Many governments today want to shield their citizens from certain historical facts that they find shameful. A great example of this is the Tiananmen Square incident. While this might not be as surprising coming from China, countries in the EU like Germany also have started to censor information as well.

In February of 2010, a federal law was passed in Germany that aimed to censor child pornography from the Internet. While censorship of child pornography might be seen in positive light, the legislation that was passed requires federal investigators to main a list of any sites that have been accused of containing pornography. Furthermore, ISPs will be required to intercept those requests with a sign that reminds users that child pornography is illegal. Most individuals that voiced concern are afraid of the idea that the German government has a method of censorship in place that can be easily used to suppress other sites and prevent freedom of speech, freedom of political expression, and even freedom of access to information.

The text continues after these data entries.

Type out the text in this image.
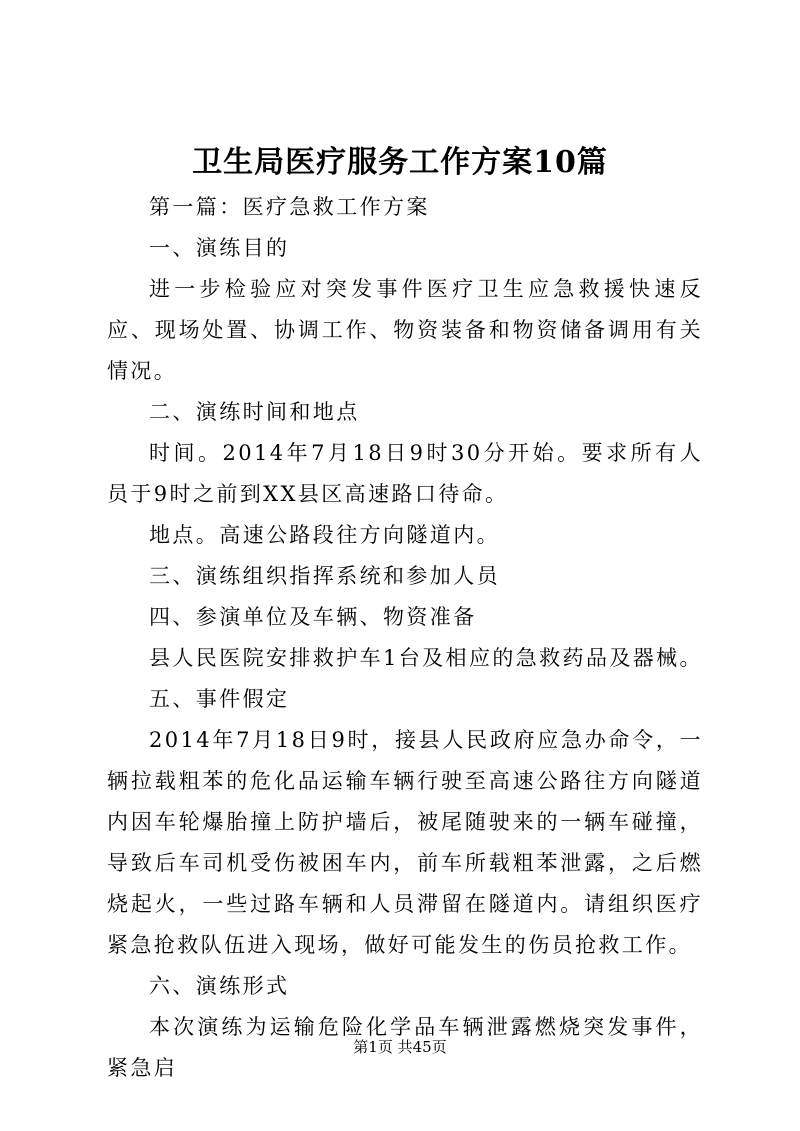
卫生局医疗服务工作方案10篇

第一篇：医疗急救工作方案

一、演练目的

进一步检验应对突发事件医疗卫生应急救援快速反应、现场处置、协调工作、物资装备和物资储备调用有关情况。

二、演练时间和地点

时间。2014年7月18日9时30分开始。要求所有人员于9时之前到XX县区高速路口待命。

地点。高速公路段往方向隧道内。

三、演练组织指挥系统和参加人员

四、参演单位及车辆、物资准备

县人民医院安排救护车1台及相应的急救药品及器械。

五、事件假定

2014年7月18日9时，接县人民政府应急办命令，一辆拉载粗苯的危化品运输车辆行驶至高速公路往方向隧道内因车轮爆胎撞上防护墙后，被尾随驶来的一辆车碰撞，导致后车司机受伤被困车内，前车所载粗苯泄露，之后燃烧起火，一些过路车辆和人员滞留在隧道内。请组织医疗紧急抢救队伍进入现场，做好可能发生的伤员抢救工作。

六、演练形式

本次演练为运输危险化学品车辆泄露燃烧突发事件，紧急启

第1页 共45页
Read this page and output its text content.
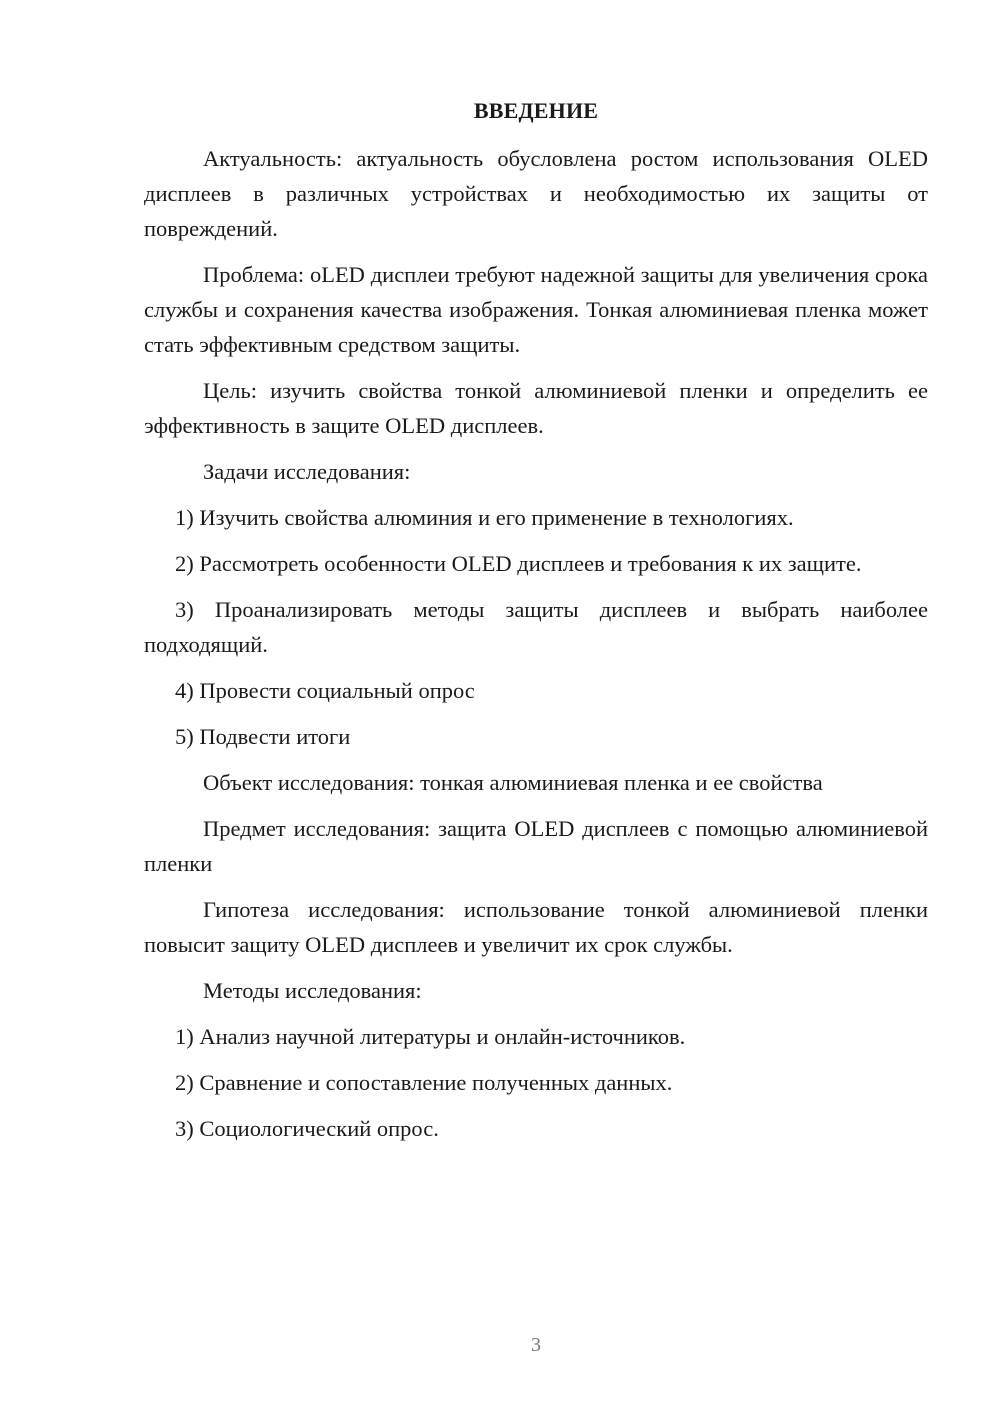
ВВЕДЕНИЕ

Актуальность: актуальность обусловлена ростом использования OLED дисплеев в различных устройствах и необходимостью их защиты от повреждений.

Проблема: oLED дисплеи требуют надежной защиты для увеличения срока службы и сохранения качества изображения. Тонкая алюминиевая пленка может стать эффективным средством защиты.

Цель: изучить свойства тонкой алюминиевой пленки и определить ее эффективность в защите OLED дисплеев.

Задачи исследования:

1) Изучить свойства алюминия и его применение в технологиях.

2) Рассмотреть особенности OLED дисплеев и требования к их защите.

3) Проанализировать методы защиты дисплеев и выбрать наиболее подходящий.

4) Провести социальный опрос

5) Подвести итоги

Объект исследования: тонкая алюминиевая пленка и ее свойства

Предмет исследования: защита OLED дисплеев с помощью алюминиевой пленки

Гипотеза исследования: использование тонкой алюминиевой пленки повысит защиту OLED дисплеев и увеличит их срок службы.

Методы исследования:

1) Анализ научной литературы и онлайн-источников.

2) Сравнение и сопоставление полученных данных.

3) Социологический опрос.

3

Despite the censorship, one of the key differences in Germany is that most Internet censorship occurs after state court rulings, which enable judicial review to occur prior state action. Many regions in Germany already regionally block IP addresses of websites that contain racist, xenophobic, and Nazi-related material even though it is not practiced at a national level.

The German government has also long required some companies to censor its content online. Google Germany has blocked many White Nationalist and Nazi websites. Additionally, websites that deny the existence of the holocaust have been removed from Google search results. While this is simply in compliance with Germany law, it can still be seen as a form of censorship and as a way to maintain social cohesion not only locally but also internationally.

Some Germany anti-censorship groups including Eco, Netzwerk Neue Medien, ODEM, CCC, DETR, and BBA continue to examine laws and issues of censorship with the hopes of protecting basic human rights, maintaining a free and unregulated Internet, and promoting the free exchange of information.